Setelah selesai, Airin pun mereka rias sedemikan rupa. Dan mereka tidak membuang-buang waktu untuk tinggal lebih lama setelah pekerjaan mereka selesai. Ketiga tukang rias profesional itu pun ke luar, meninggalkan Airin seorang diri di kamarnya yang lagi-lagi sunyi.
Malam ini… Malam ini dia akan bertemu dengan pria tua m***m itu!

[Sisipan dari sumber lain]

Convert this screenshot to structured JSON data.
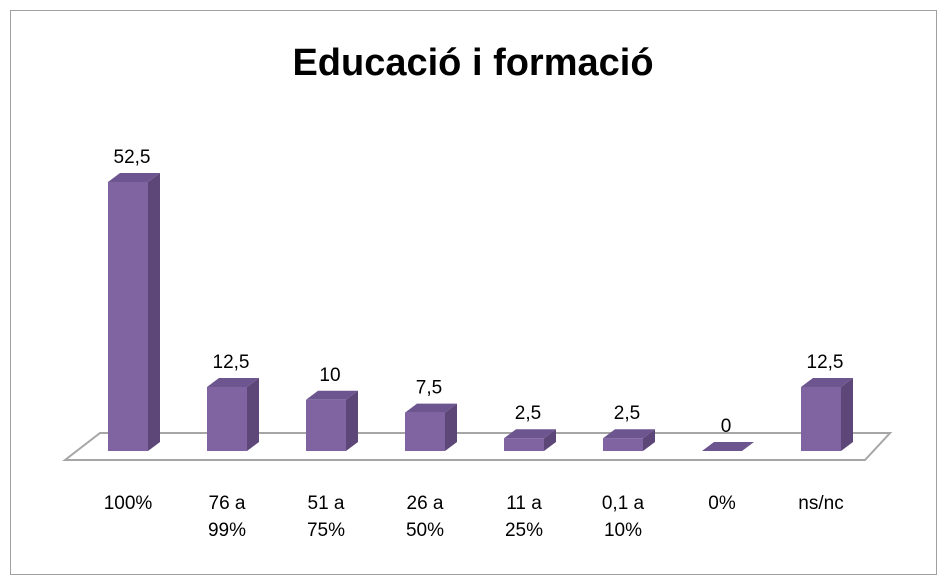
{
  "chart_data": {
    "type": "bar3d",
    "title": "Educació i formació",
    "categories": [
      "100%",
      "76 a 99%",
      "51 a 75%",
      "26 a 50%",
      "11 a 25%",
      "0,1 a 10%",
      "0%",
      "ns/nc"
    ],
    "values": [
      52.5,
      12.5,
      10,
      7.5,
      2.5,
      2.5,
      0,
      12.5
    ],
    "value_labels": [
      "52,5",
      "12,5",
      "10",
      "7,5",
      "2,5",
      "2,5",
      "0",
      "12,5"
    ],
    "color": "#8064a2"
  }
}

Airin menatap pantulan dirinya di cermin dengan tatapan datar. Makeup tipis menutupi kulit wajahnya. Rambutnya yang semula lurus dibuat sedikit bergelombang dan digelung ke atas, lalu dihiasi dengan jepitan bunga-bunga kecil.
Airin mengenakan kebaya, yang sebelumnya belum pernah dia kenakan. Airin hanya pernah melihat teman-temannya menggunakan pakaian ini ketika hari mereka menikah. Biasanya Airin hanya hadir sebagai tamu dan tidak pernah berpikir untuk berada di posisi itu, tapi rencana Tuhan tidak ada yang tahu. Karena di sinilah Airin sekarang, mengenakan kebaya pengantin di kamar yang juga telah dirapikan dan ikut dihias, menunggu sang suami datang mengunjunginya di malam pertama.
Airin duduk di atas ranjang setelah lelah berdiri. Baginya semua ini begitu lucu. Belum lama lalu dia masih bekerja di ladang dengan tampilan kucel dan keringat di sekujur tubuhnya, sekarang dia duduk di kamar pengantin ini dengan tampilan bak seorang tuan putri.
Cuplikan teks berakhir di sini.